In a recent Big Technology Podcast appearance, Intrator took aim at the narrative that Nvidia Corp. (NVDA) is essentially paying CoreWeave to buy its chips through strategic investments. His assessment? "Ridiculous." His reasoning? Basic math.
The Numbers Don't Add Up
Here's the theory that's been floating around: Nvidia invests in CoreWeave, which then uses that money to buy Nvidia's GPUs, artificially inflating demand for chips. It's a neat story, except for one problem—the scale doesn't even come close to making sense.
Intrator pointed out that while Nvidia has invested roughly $300 million across two funding rounds, CoreWeave has raised over $25 billion in total capital and carries a $42 billion valuation. That makes Nvidia's stake what he calls "de minimis"—a fancy way of saying it's like a fly on an elephant's backside.
"I'm pretty sure that they don't think of their investment of $300 million as the secret sauce to standing up the largest company in the world," Intrator said. Instead, he argues the relationship exists because of a "systemically imbalanced market" where demand for compute power massively outstrips supply. No financial engineering required.
How CoreWeave Manages Its Debt Load
The CEO also addressed another concern: CoreWeave's aggressive use of debt to fund its rapid expansion. The company has a somewhat clever approach using special purpose vehicles—or what Intrator casually refers to as "boxes."

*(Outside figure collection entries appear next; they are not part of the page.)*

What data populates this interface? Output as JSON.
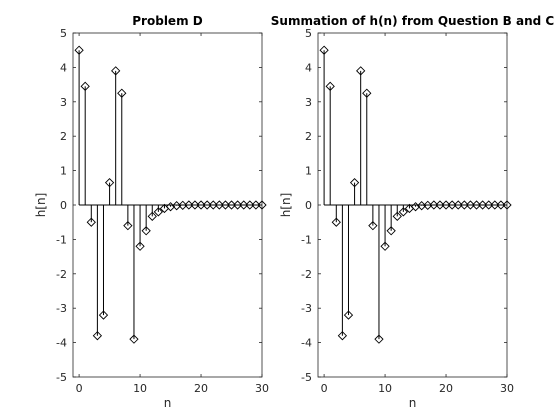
{
  "chart_data": [
    {
      "type": "stem",
      "title": "Problem D",
      "xlabel": "n",
      "ylabel": "h[n]",
      "xlim": [
        -1,
        30
      ],
      "ylim": [
        -5,
        5
      ],
      "xticks": [
        0,
        10,
        20,
        30
      ],
      "yticks": [
        -5,
        -4,
        -3,
        -2,
        -1,
        0,
        1,
        2,
        3,
        4,
        5
      ],
      "marker": "diamond",
      "color": "#000000",
      "x": [
        0,
        1,
        2,
        3,
        4,
        5,
        6,
        7,
        8,
        9,
        10,
        11,
        12,
        13,
        14,
        15,
        16,
        17,
        18,
        19,
        20,
        21,
        22,
        23,
        24,
        25,
        26,
        27,
        28,
        29,
        30
      ],
      "values": [
        4.5,
        3.45,
        -0.5,
        -3.8,
        -3.2,
        0.65,
        3.9,
        3.25,
        -0.6,
        -3.9,
        -1.2,
        -0.75,
        -0.33,
        -0.2,
        -0.1,
        -0.05,
        -0.02,
        -0.01,
        0,
        0,
        0,
        0,
        0,
        0,
        0,
        0,
        0,
        0,
        0,
        0,
        0
      ]
    },
    {
      "type": "stem",
      "title": "Summation of h(n) from Question B and C",
      "xlabel": "n",
      "ylabel": "h[n]",
      "xlim": [
        -1,
        30
      ],
      "ylim": [
        -5,
        5
      ],
      "xticks": [
        0,
        10,
        20,
        30
      ],
      "yticks": [
        -5,
        -4,
        -3,
        -2,
        -1,
        0,
        1,
        2,
        3,
        4,
        5
      ],
      "marker": "diamond",
      "color": "#000000",
      "x": [
        0,
        1,
        2,
        3,
        4,
        5,
        6,
        7,
        8,
        9,
        10,
        11,
        12,
        13,
        14,
        15,
        16,
        17,
        18,
        19,
        20,
        21,
        22,
        23,
        24,
        25,
        26,
        27,
        28,
        29,
        30
      ],
      "values": [
        4.5,
        3.45,
        -0.5,
        -3.8,
        -3.2,
        0.65,
        3.9,
        3.25,
        -0.6,
        -3.9,
        -1.2,
        -0.75,
        -0.33,
        -0.2,
        -0.1,
        -0.05,
        -0.02,
        -0.01,
        0,
        0,
        0,
        0,
        0,
        0,
        0,
        0,
        0,
        0,
        0,
        0,
        0
      ]
    }
  ]
}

Here's how it works: Revenue from investment-grade contracts with companies like Microsoft Corp. (MSFT) or Meta Platforms Inc. (META) flows directly into a restricted account. That money covers operating expenses and pays off lenders first. Only after those obligations are met does any profit get released to CoreWeave.
Intrator defended this structure as standard practice for infrastructure projects—think power plants or railroads. It's designed to ring-fence risk and make lenders comfortable, not to hide anything sketchy.